O incipiente crescimento económico, o elevado desemprego e trabalho precário, a contínua destruição dos principais sectores produtivos nacionais enquanto se agrava e cresce o défice das contas externas, o carácter dependente e periférico que permanece da nossa economia, o agravamento dos défices estruturais do país e de uma enorme dívida externa, são o resultado de uma política que se mostrou incapaz de resolver os problemas nacionais e que continuou a conduzir o país pelo caminho da divergência económica, que nos vai crescentemente distanciando dos outros povos da Europa e condena o país à dependência crónica.

A gravidade da situação económica e social de Portugal está bem patente, como aqui foi realçado numa das intervenções deste nosso Encontro, na dinâmica actual dos fluxos migratórios no nosso país em resultado da grave situação económica e social que o país enfrenta, nomeadamente em consequência dos elevados níveis de desemprego que transformou Portugal no país com o mais alto índice de crescimento do desemprego na União Europeia e o único onde a taxa de desemprego subiu neste último ano.

Esta negativa evolução é a causa do retorno do cada vez mais preocupante fenómeno emigratório, em crescimento contínuo e agora também em condições de grande precariedade, evidenciando que o flagelo da emigração não é um problema superado.

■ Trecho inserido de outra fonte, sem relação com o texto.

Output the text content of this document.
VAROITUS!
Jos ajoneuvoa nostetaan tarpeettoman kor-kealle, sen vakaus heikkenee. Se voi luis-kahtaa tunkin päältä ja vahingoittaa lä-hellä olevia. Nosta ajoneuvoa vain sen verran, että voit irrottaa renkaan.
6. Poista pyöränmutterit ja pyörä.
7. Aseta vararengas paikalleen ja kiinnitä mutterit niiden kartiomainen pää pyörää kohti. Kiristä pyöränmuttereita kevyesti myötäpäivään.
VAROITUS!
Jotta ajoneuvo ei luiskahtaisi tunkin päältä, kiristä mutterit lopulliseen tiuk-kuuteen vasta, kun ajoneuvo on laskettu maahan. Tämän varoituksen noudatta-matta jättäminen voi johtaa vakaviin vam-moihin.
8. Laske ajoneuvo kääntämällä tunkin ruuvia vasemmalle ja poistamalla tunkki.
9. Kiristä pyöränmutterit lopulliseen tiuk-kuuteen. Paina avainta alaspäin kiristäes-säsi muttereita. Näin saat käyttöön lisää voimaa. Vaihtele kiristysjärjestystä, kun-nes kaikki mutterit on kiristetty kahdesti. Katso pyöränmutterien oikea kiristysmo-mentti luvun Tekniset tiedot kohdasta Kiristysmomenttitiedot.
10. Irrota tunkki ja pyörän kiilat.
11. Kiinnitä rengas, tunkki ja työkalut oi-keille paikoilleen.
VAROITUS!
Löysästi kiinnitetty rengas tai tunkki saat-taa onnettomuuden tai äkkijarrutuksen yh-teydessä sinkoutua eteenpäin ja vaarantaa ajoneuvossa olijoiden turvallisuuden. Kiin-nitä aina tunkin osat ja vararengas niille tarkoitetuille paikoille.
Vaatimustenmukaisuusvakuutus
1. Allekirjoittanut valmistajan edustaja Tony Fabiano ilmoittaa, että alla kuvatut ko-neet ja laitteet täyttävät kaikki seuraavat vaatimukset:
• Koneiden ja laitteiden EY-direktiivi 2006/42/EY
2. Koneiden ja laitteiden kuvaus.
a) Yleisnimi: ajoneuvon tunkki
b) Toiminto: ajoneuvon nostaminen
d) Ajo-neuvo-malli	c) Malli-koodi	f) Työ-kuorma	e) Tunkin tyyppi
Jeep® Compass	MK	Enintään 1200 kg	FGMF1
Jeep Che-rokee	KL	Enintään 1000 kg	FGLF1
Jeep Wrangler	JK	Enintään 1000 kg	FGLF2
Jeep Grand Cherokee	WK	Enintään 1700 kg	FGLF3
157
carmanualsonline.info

Hoje muitos milhares de portugueses rumam novamente ao estrangeiro à procura de trabalho e de melhores condições de vida e o mesmo passaram a fazer, particularmente nestes três últimos anos, muitos daqueles, e são já muitos milhares, que tentaram encontrar no nosso país uma saída digna para a sua vidas e a dos seus.

E se é verdade que esta não é uma situação nova já que ao longo de séculos milhões de portugueses viram-se obrigados a emigrar em resultado da exploração desenfreada e do subdesenvolvimento que as classes dominantes impuseram ao país, particularmente evidente no período do regime fascista, que levou, nos últimos anos da ditadura, à saída de mais de 1,2 milhões de portugueses e que, perante a dimensão do surto migratório, acabaria por transformar Portugal também num país importador em pequena escala de mão-de-obra super-explorada, com o recrutamento de mão-de-obra das ex-colónias que, mais tarde, viria a engrossar com o processo de descolonização e com a adesão à CEE e ao Acordo de Schengen, em 1991, abrindo uma nova fase do processo imigratório.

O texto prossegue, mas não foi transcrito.